Emptying the dishwasher and finding dishes with a foul (often described as "fishy") odor isn't all that uncommon. If you've never had the problem before, the logical reaction is to blame it on whatever automatic dishwashing product you're using. More often than not, though, "stinky" dishes are the by-product of a dirty dishwasher.
Over time, small particles of leftover food accumulates in the filter or crevices of the machine and begin to smell. The dishwasher can transmit the odor to dishes during the drying cycle. Unless the machine is cleaned out periodically, the smell will persist.

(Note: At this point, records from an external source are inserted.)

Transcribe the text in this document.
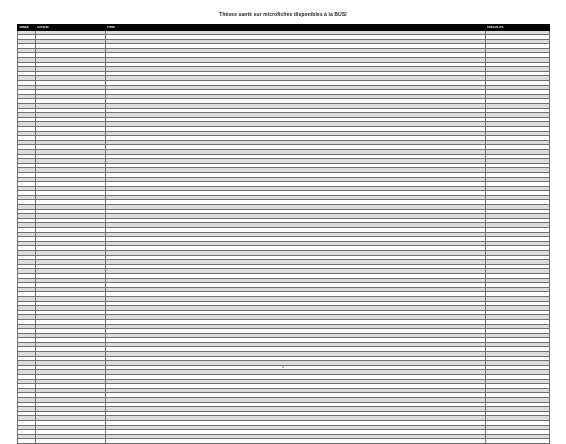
Thèses santé sur microfiches disponibles à la BUSI
ANNEE	AUTEUR	TITRE	SPECIALITE

1
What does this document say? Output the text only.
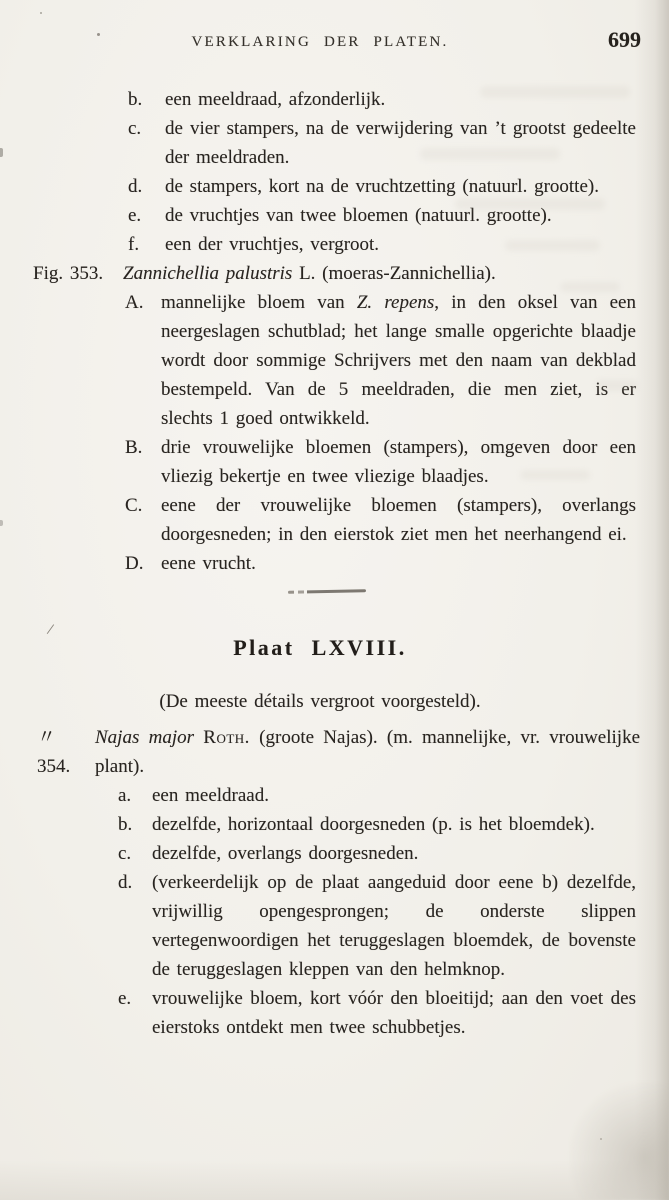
VERKLARING DER PLATEN.	699
b.	een meeldraad, afzonderlijk.
c.	de vier stampers, na de verwijdering van ’t grootst gedeelte der meeldraden.
d.	de stampers, kort na de vruchtzetting (natuurl. grootte).
e.	de vruchtjes van twee bloemen (natuurl. grootte).
f.	een der vruchtjes, vergroot.
Fig. 353.	Zannichellia palustris L. (moeras-Zannichellia).
A. mannelijke bloem van Z. repens, in den oksel van een neergeslagen schutblad; het lange smalle opgerichte blaadje wordt door sommige Schrijvers met den naam van dekblad bestempeld. Van de 5 meeldraden, die men ziet, is er slechts 1 goed ontwikkeld.
B. drie vrouwelijke bloemen (stampers), omgeven door een vliezig bekertje en twee vliezige blaadjes.
C. eene der vrouwelijke bloemen (stampers), overlangs doorgesneden; in den eierstok ziet men het neerhangend ei.
D. eene vrucht.
Plaat LXVIII.

(De meeste détails vergroot voorgesteld).

〃 354.
Najas major Roth. (groote Najas). (m. mannelijke, vr. vrouwelijke plant).
a.	een meeldraad.
b.	dezelfde, horizontaal doorgesneden (p. is het bloemdek).
c.	dezelfde, overlangs doorgesneden.
d.	(verkeerdelijk op de plaat aangeduid door eene b) dezelfde, vrijwillig opengesprongen; de onderste slippen vertegenwoordigen het teruggeslagen bloemdek, de bovenste de teruggeslagen kleppen van den helmknop.
e.	vrouwelijke bloem, kort vóór den bloeitijd; aan den voet des eierstoks ontdekt men twee schubbetjes.
/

Here's what you can do to solve the problem:
Clean the filter.
Remove the filter from the dishwasher and clean it thoroughly, using a stiff scrub brush, soap and hot water. Instructions on how to remove the dishwasher filter vary by make and model, so check the manual for your dishwasher to make sure you're removing and replacing the filter correctly. Can't locate the manual? Check online.
Clean the machine.
If the inside of the dishwasher still smells fishy after you've cleaned the filter, it's time to clean the machine. Make a simple paste of baking soda, dish soap and water and use this mixture to scrub the interior of the dishwasher, including gaskets, shelves and walls. Rinse the mixture out of the dishwasher by running an empty cycle at the hottest temperature available.
- Rinse dishes before putting them in the dishwasher, or at least scrape off any large pieces of food so they won't clog the dishwasher's drainage system.
- Periodically clean the filter and the inside of the machine to keep food build up from causing odors in the future.
- Food debris has a better chance of becoming trapped in gaps of the machine when too little water is used during the wash cycle. Avoid using the kitchen faucet when the machine is filling with water so as not to divert water resources from the washing machine as it fills.
Combine a good cleaning with some pro-active prevention and you should be able to banish dishwasher smells for good!